Opinion ID: 658298
Heading Depth: 3
Heading Rank: 2

Heading: Legal Accountability

Text: 34 The Commission also considers it inherently desirable that day-to-day management decisions be made by people with legal responsibility for the station. 1965 Policy Statement, 1 F.C.C.2d at 395. But station employees can be held legally responsible for their acts even if they don't own the station. Thus, it is a crime for anyone to utter[ ] any obscene, indecent, or profane language by means of radio communication, 18 U.S.C. Sec. 1464, or for a station employee to accept money for broadcasting anything without first disclosing the payment to the station, 47 U.S.C. Sec. 508. More broadly, willful and knowing commission of any act prohibited by the chapter of the Communications Act dealing with radio communication can result in imprisonment and a fine of up to $10,000, id. Sec. 501, and [a]ny person who willfully and knowingly violates any rule, regulation, restriction, or condition made or imposed by the Commission under authority of this chapter faces an extra fine of up to $500 for each and every day during which such offense occurs, id. Sec. 502. 35 It may be true, as the Commission suggests, that station owners have the most legal accountability for the station. See Second Remand Order, 8 F.C.C.Rec. at 1676. But to a large extent they have this accountability whether or not they work at the station. Stations are not insulated from the [304 U.S.App.D.C. 109] threat of license revocation, 47 U.S.C. Sec. 312, or nonrenewal, id.
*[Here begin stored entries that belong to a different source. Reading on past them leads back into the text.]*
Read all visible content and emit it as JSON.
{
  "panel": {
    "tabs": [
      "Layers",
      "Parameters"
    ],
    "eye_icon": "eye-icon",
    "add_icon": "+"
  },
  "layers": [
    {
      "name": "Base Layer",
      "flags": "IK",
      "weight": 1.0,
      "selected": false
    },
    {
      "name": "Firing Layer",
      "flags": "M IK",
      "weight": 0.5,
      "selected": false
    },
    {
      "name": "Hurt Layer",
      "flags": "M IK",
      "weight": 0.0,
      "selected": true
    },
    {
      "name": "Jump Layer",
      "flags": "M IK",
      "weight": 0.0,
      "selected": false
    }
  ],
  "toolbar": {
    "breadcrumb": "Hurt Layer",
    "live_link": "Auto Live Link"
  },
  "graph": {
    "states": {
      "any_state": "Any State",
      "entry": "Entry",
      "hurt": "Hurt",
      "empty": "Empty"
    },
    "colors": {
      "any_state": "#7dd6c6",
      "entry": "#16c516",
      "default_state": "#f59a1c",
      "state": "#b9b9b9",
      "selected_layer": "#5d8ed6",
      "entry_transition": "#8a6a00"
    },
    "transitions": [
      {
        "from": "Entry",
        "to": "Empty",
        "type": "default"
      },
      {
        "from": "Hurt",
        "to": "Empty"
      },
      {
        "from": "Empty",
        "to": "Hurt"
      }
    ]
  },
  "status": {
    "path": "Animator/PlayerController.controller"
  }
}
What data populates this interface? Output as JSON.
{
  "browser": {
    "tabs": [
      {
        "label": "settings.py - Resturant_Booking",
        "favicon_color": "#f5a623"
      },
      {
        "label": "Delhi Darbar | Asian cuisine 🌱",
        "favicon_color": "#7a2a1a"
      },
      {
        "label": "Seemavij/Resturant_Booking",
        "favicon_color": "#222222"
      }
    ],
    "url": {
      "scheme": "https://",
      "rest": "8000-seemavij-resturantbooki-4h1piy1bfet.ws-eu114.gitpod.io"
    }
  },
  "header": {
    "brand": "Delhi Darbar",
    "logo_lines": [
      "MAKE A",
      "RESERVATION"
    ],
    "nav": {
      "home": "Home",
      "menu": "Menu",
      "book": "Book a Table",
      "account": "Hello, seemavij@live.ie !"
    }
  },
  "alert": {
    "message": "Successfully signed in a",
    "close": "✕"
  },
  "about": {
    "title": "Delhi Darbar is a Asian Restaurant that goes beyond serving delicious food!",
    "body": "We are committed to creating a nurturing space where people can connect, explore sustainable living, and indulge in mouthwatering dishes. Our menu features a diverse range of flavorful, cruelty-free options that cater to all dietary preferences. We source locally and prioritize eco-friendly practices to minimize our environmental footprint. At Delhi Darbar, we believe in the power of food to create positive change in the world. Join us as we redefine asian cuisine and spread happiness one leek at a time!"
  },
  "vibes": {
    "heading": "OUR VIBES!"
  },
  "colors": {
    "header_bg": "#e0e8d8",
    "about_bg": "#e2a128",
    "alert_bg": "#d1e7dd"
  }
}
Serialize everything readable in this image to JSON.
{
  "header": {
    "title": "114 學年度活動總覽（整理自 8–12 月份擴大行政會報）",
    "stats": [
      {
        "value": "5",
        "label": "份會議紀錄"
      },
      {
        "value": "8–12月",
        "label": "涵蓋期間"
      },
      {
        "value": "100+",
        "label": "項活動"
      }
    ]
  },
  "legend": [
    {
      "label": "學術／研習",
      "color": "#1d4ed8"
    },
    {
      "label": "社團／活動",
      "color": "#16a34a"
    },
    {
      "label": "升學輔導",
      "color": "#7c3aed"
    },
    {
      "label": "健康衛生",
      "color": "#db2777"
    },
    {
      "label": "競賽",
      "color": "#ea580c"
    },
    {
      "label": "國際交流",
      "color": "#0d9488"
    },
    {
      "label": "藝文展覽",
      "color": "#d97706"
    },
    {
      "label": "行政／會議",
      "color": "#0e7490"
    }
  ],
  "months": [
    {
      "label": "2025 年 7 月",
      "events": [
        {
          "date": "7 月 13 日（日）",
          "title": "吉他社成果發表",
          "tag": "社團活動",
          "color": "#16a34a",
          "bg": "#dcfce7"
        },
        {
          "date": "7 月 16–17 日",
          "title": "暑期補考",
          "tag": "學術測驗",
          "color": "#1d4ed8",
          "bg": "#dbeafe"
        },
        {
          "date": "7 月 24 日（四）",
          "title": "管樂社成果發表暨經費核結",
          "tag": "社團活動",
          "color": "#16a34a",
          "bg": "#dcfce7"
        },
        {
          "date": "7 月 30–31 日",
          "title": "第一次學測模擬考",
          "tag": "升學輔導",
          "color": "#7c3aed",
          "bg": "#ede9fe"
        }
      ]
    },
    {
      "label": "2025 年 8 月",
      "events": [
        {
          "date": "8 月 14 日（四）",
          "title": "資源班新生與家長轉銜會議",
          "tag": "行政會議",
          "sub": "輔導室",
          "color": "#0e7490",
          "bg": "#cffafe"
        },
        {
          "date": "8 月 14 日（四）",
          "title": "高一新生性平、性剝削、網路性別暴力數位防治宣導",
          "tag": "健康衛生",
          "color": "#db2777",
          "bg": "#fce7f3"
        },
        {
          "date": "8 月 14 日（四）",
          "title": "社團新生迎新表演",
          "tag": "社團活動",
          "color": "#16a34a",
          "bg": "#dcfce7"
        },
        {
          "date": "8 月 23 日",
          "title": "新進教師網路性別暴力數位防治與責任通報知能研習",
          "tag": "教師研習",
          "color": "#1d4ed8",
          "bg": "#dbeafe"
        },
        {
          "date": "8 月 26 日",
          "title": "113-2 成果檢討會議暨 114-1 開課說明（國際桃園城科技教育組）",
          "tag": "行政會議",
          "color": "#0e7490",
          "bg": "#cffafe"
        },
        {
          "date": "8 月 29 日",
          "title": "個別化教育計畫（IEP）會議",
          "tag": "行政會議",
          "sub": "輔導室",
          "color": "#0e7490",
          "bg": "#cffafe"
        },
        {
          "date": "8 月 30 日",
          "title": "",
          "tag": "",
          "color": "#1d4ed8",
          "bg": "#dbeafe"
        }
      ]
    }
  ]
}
Sec. 307, merely because they are owned by absentee investors. Nor does absentee ownership protect stations from the forfeiture provisions of 47 U.S.C. Sec. 503(b). Since absentee owners thus have strong incentives to ensure that their station complies with the relevant statutes and rules, the incremental contribution of the integration preference on this score appears trivial.